The effect was to hide from the public one link between the contaminated water and illnesses/deaths:
Benzene, a carcinogen, is a natural part of crude oil and gasoline. Drinking water containing high levels of it can cause vomiting, dizziness, sleepiness, convulsions, and death and long-term exposure damages bone marrow, lowers red blood cells and can cause anemia and leukemia, according to the EPA.
In fact, at a 1988 meeting, the issue of the benzene contamination was discussed with federal, state and Lejeune environmental officials: A contractor described the water as so toxic that "you don't want to touch that water."
The Bush Administration TCE Delay
Recent news reports focus on benzene, but there are also questions about the TCE contamination at Camp Lejeune that I wrote about in 2007. After "massive underground plumes" of TCE were "discovered in the nation's water supplies," senior EPA scientists conducted a 4-year study and issued a preliminary risk assessment in 2001 that TCE was 2 to 40 times more likely to cause cancer than previously believed. In the mid-1980s, it was "first classified as a probable carcinogen."
Instead of imposing tough standards to limit public exposure to TCE, the EPA battled the Pentagon, Energy Dept. and NASA which appealed directly to the Bush White House for protection because each agency had contaminated sites. It was a battle of the military manufacturing "unwarranted scientific doubt" to delay and reduce protections.
A key role in delay was played by the White House's anti-EPA "working group" which included officials from Pentagon, Energy Dept. and NASA and was "co-chaired by officials in the Office of Management and Budget and the White House Office of Science and Technology Policy." This working group fought the TCE risk assessment by deciding that the National Academy of Sciences should conduct another study after White House staff and the EPA briefed it on "how to evaluate TCE."

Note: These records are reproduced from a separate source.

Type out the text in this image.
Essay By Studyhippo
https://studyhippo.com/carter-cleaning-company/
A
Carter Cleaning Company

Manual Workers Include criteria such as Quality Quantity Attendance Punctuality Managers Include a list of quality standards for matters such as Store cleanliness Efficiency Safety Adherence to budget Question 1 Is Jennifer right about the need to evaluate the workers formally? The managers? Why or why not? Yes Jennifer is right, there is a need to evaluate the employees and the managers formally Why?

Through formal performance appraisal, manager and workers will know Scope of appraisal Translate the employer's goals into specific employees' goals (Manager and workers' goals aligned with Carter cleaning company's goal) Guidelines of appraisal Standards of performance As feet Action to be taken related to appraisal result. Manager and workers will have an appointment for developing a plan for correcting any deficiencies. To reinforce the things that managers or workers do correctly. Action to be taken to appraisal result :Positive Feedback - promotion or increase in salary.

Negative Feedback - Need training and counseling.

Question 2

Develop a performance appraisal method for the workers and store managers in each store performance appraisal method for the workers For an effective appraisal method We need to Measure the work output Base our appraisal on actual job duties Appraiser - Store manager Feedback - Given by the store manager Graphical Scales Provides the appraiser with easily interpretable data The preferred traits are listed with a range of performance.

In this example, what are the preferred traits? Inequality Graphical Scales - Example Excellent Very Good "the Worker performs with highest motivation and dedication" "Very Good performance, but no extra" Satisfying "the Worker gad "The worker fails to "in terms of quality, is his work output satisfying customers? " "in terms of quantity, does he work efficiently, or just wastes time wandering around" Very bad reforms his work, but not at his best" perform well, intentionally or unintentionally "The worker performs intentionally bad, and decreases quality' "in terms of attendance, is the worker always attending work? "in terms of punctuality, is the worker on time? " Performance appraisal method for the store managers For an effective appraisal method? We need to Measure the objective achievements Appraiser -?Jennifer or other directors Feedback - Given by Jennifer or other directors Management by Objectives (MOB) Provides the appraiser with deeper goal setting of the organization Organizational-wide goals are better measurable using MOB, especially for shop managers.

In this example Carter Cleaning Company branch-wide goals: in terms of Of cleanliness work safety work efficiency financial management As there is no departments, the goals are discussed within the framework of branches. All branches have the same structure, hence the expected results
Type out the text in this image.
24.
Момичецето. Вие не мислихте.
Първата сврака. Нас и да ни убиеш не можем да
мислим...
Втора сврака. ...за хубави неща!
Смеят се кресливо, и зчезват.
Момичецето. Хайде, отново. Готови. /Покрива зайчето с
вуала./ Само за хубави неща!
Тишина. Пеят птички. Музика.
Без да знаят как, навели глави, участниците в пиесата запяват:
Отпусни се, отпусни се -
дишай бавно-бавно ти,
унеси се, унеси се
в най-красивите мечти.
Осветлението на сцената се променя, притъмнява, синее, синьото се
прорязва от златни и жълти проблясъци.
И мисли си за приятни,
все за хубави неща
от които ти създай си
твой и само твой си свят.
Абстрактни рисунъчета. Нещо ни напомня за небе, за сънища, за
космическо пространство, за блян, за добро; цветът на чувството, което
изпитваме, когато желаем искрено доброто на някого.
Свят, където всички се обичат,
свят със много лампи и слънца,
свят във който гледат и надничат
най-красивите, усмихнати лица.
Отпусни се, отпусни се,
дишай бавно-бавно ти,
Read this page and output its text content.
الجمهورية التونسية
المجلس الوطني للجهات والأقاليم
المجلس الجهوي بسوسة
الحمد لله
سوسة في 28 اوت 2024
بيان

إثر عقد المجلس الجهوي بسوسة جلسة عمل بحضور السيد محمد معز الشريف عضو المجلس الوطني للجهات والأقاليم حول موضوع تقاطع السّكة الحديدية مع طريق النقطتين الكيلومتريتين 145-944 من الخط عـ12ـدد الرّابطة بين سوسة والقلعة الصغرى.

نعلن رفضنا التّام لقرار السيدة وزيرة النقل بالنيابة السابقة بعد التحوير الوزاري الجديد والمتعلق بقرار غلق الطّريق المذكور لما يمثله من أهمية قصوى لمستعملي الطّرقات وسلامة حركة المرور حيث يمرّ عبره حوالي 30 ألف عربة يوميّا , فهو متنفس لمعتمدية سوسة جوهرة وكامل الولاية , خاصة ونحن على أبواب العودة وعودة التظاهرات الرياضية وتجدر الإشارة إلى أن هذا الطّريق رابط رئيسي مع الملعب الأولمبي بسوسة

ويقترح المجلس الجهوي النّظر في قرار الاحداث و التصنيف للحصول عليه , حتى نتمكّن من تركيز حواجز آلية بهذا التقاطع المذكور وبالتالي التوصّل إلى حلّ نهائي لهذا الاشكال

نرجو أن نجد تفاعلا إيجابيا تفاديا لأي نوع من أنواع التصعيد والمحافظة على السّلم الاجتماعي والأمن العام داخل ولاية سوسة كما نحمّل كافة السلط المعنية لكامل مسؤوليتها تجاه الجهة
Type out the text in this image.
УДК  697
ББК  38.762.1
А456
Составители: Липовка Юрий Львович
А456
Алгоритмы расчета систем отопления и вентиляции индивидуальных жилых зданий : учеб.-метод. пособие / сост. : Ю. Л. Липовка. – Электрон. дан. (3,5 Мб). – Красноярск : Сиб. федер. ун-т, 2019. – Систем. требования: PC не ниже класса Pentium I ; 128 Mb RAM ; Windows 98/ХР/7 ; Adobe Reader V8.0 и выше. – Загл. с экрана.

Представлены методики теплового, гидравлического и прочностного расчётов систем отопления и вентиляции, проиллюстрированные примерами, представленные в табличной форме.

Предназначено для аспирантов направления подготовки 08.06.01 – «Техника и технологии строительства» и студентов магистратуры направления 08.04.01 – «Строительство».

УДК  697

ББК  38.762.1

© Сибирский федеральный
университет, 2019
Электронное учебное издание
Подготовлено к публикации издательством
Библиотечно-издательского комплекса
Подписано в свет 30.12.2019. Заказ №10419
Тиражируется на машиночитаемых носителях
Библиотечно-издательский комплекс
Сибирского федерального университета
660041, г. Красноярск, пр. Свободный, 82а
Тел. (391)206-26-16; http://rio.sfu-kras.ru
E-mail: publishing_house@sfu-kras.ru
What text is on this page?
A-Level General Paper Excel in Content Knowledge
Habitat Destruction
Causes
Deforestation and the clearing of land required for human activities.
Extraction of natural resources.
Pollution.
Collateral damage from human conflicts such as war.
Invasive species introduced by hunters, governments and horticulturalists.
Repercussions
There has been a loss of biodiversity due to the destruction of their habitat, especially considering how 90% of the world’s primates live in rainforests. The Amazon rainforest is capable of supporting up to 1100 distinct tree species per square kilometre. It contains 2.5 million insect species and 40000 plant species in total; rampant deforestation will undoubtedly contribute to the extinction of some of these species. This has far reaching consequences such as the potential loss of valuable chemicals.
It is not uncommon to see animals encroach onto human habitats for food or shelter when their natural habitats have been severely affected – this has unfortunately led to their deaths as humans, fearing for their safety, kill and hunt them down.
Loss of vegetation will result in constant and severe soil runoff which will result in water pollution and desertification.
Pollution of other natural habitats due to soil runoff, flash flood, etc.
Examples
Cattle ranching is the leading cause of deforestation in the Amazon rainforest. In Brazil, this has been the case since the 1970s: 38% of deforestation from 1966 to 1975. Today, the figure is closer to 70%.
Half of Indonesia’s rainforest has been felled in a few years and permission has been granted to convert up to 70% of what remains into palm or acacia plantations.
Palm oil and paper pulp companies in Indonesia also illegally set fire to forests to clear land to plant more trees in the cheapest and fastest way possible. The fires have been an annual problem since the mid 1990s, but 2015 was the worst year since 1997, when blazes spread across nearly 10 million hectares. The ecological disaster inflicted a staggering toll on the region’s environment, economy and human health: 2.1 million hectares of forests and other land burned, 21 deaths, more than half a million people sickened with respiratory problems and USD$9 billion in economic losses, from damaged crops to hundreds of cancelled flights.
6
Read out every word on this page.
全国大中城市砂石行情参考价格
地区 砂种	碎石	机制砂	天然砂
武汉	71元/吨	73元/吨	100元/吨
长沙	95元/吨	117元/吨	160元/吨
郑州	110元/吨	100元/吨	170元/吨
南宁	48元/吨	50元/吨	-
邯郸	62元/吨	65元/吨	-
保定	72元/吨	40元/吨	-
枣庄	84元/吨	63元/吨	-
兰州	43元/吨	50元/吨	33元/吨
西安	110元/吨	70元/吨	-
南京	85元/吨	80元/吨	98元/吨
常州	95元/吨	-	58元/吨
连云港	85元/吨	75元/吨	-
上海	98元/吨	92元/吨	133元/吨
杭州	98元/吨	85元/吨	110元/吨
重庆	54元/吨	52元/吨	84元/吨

The Pentagon demanded more proof that TCE causes cancer even though 6 state, federal and international agencies classified TCE as a "probable carcinogen" and California classified as a "known carcinogen." In the summer of 2006, the new review concluded that the EPA was correct and that "evidence on cancer and other health risks from TCE exposure has strengthened since 2001," when the EPA issued its assessment.
During these years of delay alone, more civilians and soldiers were exposed to a "World Trade Center in slow motion."